Никакого перекрестного допроса с пристрастием? Даже брови не приподняла недоверчиво? Неужели обман прошел так легко?
Нет, что-то тут не так, в этом отсутствии подозрительности чувствуется что-то странное, совсем не свойственное Линде. И, шагая рядом с женой в сторону кольца на Красном этаже, Гордон замечает, что лучистое свечение ее лица, которое он сперва принял за отраженный свет из «Осветительных приборов», не покинуло Линду, хотя они давно удалились от того отдела. Значит, это мерцание исходит от нее самой. И движения у нее не такие резкие, как всегда. Она уже не шагает быстрыми, решительными шагами, – нет, она ступает медлительно и грациозно. Да и голос, кажется, утратил привычную колкость.
Гордон не в силах понять, что же произвело такую разительную перемену в его жене. Фирменный пакетик означает, что она что-то купила, но не могла же одна покупка так ее изменить. Быть может, на некоторых покупателей этот магазин оказывает успокоительное действие?
Они выходят на кольцо, залитое ярким солнечным светом, отражающимся от белого мраморного пола. Воздух, очищаемый зелеными легкими Зверинца, здесь заметно свежее и животворнее мертвого, кондиционированного воздуха в торговых отделах, он пропитан запахами еды, доносящимися из киосков и кафе. Полюбовавшись, как положено, несколько минут Зверинцем, Гордон спрашивает у Линды, что бы ей хотелось съесть, и та ошарашивает его, предложив выбрать самому.
Наиболее дешевой едой из всего, что тут имеется, оказывается китайская лапша, и Гордон осторожно предлагает лапшу. Линда отвечает, что китайская лапша – очень даже неплохо, и вручает Гордону карточку. И вот Гордон Триветт делает свою первую покупку в «Днях»: две порции куриного чоу-мейна, плюс пластиковые палочки за отдельную плату.
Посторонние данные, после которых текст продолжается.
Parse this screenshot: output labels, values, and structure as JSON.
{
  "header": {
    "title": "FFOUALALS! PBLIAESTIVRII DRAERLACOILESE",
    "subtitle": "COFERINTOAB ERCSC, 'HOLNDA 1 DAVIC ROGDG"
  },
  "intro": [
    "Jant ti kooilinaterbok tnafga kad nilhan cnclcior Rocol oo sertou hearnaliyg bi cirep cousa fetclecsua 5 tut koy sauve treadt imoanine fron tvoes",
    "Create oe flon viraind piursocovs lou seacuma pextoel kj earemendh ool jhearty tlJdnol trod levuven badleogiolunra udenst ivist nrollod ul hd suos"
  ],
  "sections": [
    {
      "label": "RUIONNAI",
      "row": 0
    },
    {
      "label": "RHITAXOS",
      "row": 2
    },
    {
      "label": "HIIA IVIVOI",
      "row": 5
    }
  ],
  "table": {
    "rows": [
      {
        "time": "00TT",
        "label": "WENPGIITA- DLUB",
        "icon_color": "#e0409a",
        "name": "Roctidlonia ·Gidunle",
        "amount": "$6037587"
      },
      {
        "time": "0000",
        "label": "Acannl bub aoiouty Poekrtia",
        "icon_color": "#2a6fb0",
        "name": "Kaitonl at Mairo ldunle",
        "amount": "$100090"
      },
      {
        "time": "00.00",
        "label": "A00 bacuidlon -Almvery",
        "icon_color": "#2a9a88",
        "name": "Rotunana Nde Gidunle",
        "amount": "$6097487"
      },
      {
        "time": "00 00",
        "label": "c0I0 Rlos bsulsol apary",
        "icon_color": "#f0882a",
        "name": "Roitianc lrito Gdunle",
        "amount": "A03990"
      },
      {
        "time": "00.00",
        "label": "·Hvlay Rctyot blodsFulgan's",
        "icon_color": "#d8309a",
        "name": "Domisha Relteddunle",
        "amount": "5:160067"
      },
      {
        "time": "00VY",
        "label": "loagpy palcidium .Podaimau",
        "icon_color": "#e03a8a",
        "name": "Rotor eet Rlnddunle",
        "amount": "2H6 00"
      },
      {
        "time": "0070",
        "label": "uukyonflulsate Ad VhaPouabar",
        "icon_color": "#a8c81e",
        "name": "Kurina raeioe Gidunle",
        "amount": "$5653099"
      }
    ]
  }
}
Они несут свои картонные тарелочки с чоу-мейном к ближайшей свободной скамейке и, усевшись рядом, принимаются за еду, время от времени поглядывая на радужные ярусы атриума.
– Кажется, будто мы внутри какого-то большущего дутого пирога, – бормочет Гордон, приготовившись услышать от Линды, что он сморозил глупость, но она только кивает.
Очень странно.
– Так что же ты купила? – интересуется он, показывая на фирменный пакетик.
– Посмотри сам. Это подарок тебе.
– Подарок? – Гордон откладывает палочки, вытирает пальцы о бумажную салфетку (она тоже – за отдельную плату), раскрывает пакет и заглядывает внутрь.
– Там была молниеносная распродажа, – говорит Линда. – И я оказалась в самой гуще.
Гордон запускает руку в пакет и, достав все четыре галстука, выкладывает их в ряду себя на бедре.
– Это все мне? Зачем так много?
– Они тебе не нравятся?
– Мне нравится вот этот, с монетками.
– Правда?
– Правда. – Он говорит искренне, ему действительно нравится этот галстук, и он тронут, что Линда позаботилась о галстуках для него, пусть даже, если вдуматься, они куплены на его деньги. – Но зачем тебе понадобилось покупать сразу четыре? И зачем два – с одинаковым рисунком?
– Гордон, это же была молниеносная распродажа. Там все хватают, кто что может. К тому же на них была двадцатипроцентная скидка. Это значит, что четвертый – почти бесплатно.
– Почти.
– Думаю, ты не совсем представляешь себе, через что мне пришлось пройти, чтобы купить их для тебя. Я боролась за эти галстуки.
– Боролась за галстуки?
Линда грустно качает головой:
– Я так и думала, что тебе не понять. Если ты никогда не бывал на молниеносной распродаже, то как же тебе понять, о чем я толкую. – Она произносит эти слова с важным видом, точно седой, закаленный в боях ветеран, вспоминающий об окопах и сражениях.
– Ну, я кое-что слышал об этих молниеносных распродажах, и неуверен, что мне хотелось бы на них оказаться.
– Это было что-то неописуемое, Гордон. Я не могу передать это словами. Мне казалось, будто я спала много лет, но вдруг у меня в душе зазвенел будильник, и я проснулась. Я хочу сказать – по-настоящему проснулась. – Она оживляется при одном воспоминании. Глаза ее искрятся. – По мне мурашки даже теперь пробегают, когда я об этом думаю. Посмотри на мою руку. – Гордон смотрит. Волоски на ее руке стоят торчком. – На самом деле было довольно-таки страшно, – продолжает она, – но и здорово одновременно. Там был такой шум, такая толчея. Кажется, я кого-то ударила… Теперь многое вспоминается как сквозь туман… Но я получила то, ради чего туда пошла, и это – главное.
– Ударила кого-то? Линда! Да что на тебя нашло?
– Ничего особенного, Гордон, и не хмурься, не надо смотреть на меня с таким осуждением. Я просто думаю, что наконец-то узнала себе цену. Как это говорится? Открыла собственный потенциал. Узнала, на что же я способна.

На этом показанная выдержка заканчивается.